Júlio César - 3ª referência

Freud, Sigmund (1996c). A interpretação dos sonhos. In Edição Standard Brasileira das Obras Psicológicas Completas de Sigmund Freud vol. V. Rio de Janeiro: Imago. (Obra original publicada em 1900).

A citação encontra-se em “A interpretação dos sonhos” (1900) no capítulo VI, intitulado “O trabalho do sonho”, seção (H) - “Os afetos nos sonhos”, subseção V. Ao relatar um sonho, Freud recorda-se de um episódio de sua infância em que se engajara numa desavença com um amigo. A partir disto, refere-se à trama de Júlio César, que é traído por pessoas de sua confiança.

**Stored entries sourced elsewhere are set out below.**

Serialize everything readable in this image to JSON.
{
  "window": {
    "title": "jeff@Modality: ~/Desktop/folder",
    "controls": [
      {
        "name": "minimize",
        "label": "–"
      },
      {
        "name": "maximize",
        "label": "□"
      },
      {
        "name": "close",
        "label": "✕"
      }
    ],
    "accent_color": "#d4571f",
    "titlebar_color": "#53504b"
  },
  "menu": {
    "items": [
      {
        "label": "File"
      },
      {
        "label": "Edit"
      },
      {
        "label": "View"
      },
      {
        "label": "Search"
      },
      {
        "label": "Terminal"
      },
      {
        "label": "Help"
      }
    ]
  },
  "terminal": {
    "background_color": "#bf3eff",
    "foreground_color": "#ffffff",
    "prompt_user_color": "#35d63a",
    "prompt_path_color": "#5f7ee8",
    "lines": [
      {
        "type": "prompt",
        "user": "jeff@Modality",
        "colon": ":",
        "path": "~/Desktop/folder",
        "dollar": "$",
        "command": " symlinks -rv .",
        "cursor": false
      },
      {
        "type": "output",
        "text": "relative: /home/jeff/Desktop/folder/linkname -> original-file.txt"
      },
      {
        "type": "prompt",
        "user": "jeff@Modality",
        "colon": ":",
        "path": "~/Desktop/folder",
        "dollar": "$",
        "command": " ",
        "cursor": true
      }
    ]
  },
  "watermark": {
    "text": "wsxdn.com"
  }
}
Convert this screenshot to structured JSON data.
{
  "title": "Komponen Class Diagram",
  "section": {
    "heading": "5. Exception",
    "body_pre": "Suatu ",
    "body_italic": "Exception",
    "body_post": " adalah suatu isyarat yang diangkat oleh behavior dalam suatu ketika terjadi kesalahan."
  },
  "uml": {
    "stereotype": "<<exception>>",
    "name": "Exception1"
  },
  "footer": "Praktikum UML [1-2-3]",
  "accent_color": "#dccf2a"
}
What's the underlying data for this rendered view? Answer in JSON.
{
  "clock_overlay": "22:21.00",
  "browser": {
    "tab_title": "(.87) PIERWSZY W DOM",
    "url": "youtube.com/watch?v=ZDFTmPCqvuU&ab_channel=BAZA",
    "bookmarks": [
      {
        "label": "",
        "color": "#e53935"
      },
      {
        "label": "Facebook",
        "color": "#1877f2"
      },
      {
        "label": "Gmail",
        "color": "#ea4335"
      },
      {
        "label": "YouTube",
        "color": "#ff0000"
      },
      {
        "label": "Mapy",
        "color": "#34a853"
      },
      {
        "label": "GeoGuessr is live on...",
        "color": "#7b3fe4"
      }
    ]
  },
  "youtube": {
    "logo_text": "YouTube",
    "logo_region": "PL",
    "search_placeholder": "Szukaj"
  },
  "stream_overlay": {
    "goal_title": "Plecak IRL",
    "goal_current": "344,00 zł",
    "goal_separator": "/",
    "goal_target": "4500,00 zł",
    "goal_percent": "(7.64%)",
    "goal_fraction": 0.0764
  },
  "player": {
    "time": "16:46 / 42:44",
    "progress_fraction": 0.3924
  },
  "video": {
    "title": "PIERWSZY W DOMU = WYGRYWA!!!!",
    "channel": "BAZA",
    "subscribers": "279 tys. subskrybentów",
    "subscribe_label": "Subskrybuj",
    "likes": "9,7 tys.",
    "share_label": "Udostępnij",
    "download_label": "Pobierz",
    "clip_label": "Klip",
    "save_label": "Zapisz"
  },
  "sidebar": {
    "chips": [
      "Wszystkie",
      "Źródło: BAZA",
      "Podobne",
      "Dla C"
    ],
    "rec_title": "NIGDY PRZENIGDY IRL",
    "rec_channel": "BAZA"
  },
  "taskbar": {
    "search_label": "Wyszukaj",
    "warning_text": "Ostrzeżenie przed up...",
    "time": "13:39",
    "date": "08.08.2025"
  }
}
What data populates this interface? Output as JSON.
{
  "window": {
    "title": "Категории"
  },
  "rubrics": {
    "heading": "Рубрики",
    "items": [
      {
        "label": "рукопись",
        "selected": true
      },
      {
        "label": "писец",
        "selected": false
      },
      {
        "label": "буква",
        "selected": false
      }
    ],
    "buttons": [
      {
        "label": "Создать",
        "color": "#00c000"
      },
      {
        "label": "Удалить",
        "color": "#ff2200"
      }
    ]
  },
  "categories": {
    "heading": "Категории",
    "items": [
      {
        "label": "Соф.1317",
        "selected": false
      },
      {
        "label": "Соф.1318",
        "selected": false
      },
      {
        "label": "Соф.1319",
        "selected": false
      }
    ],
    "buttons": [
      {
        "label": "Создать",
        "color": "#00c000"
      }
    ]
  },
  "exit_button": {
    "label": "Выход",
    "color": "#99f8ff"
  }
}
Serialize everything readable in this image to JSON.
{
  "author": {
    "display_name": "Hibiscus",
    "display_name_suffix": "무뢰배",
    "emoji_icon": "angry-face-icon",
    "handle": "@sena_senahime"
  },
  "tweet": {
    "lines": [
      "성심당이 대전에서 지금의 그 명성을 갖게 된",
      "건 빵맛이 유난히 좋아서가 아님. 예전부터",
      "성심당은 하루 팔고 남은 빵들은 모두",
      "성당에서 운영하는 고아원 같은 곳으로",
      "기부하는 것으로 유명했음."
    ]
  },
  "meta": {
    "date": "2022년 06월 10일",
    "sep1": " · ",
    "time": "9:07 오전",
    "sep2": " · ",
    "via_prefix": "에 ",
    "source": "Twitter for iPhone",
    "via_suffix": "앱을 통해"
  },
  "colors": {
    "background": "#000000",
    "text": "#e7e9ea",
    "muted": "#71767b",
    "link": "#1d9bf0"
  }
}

Minha ligeira raiva, no presente, pela advertência que eu recebera de não deixar escapar nada [sobre a doença de Fl.] recebeu reforços de fontes situadas nas profundezas de minha mente, e assim se avolumou numa corrente de sentimentos hostis contra pessoas de quem eu realmente gostava. A fonte desse reforço brotava de minha infância. Já assinalei [em [1]] como minhas amizades calorosas, e também minhas inimizades com contemporâneos, remontam a minhas relações da infância com um sobrinho que era um ano mais velho que eu; como ele era superior a mim, como cedo aprendi a me defender dele, como éramos amigos inseparáveis e como, de acordo com o testemunho dos mais velhos, às vezes brigávamos um com outro e… lhes fazíamos queixas um do outro. Todos os meus amigos têm sido, num certo sentido, reencarnações dessa primeira figura que “früh sich einst dem trüben Blick gezeigt”: têm sido revenants. Meu próprio sobrinho reapareceu em minha meninice e, nessa ocasião, representamos juntos os papéis de César e Brutus. Minha vida afetiva sempre insistiu em que eu tivesse um amigo íntimo e um inimigo odiado. Sempre me foi possível reabastecer-me de ambos, e não raro essa situação ideal da infância se reproduziu tão completamente que amigo e inimigo convergiram numa só pessoa - embora não, é claro, ambos ao mesmo tempo ou com oscilações constantes, como talvez tenha acontecido em minha tenra infância. [...] Como não deixa de ser natural, alguns anos antes, eu próprio acalentara um desejo ainda mais vivo de preencher uma vaga. Onde quer que haja hierarquia e promoção, está aberto o caminho para desejos que pedem supressão. O Príncipe Hal, de Shakespeare, mesmo junto ao leito de seu pai enfermo, não pôde resistir à tentação de experimentar a coroa. Mas, como seria de se esperar, o sonho puniu meu amigo e não a mim por esse desejo impiedoso. “Como foi ambicioso, matei-o.” [1] Como não pudesse esperar pelo afastamento de outro homem, ele próprio foi afastado. Foram esses meus pensamentos logo depois de ter assistido à inauguração, na universidade, do monumento comemorativo - não a ele, mas ao outro homem. Assim, parte da satisfação que senti no sonho deveria ser interpretada como: “Um castigo justo! É bem feito para você!” (Freud, 1996c, p. 515-516).

Nota de rodapé 1: Palavras de Brutus em Julius Caesar, de Shakespeare, Ato III, cena 2” (Freud, 1996c, p. 515-516).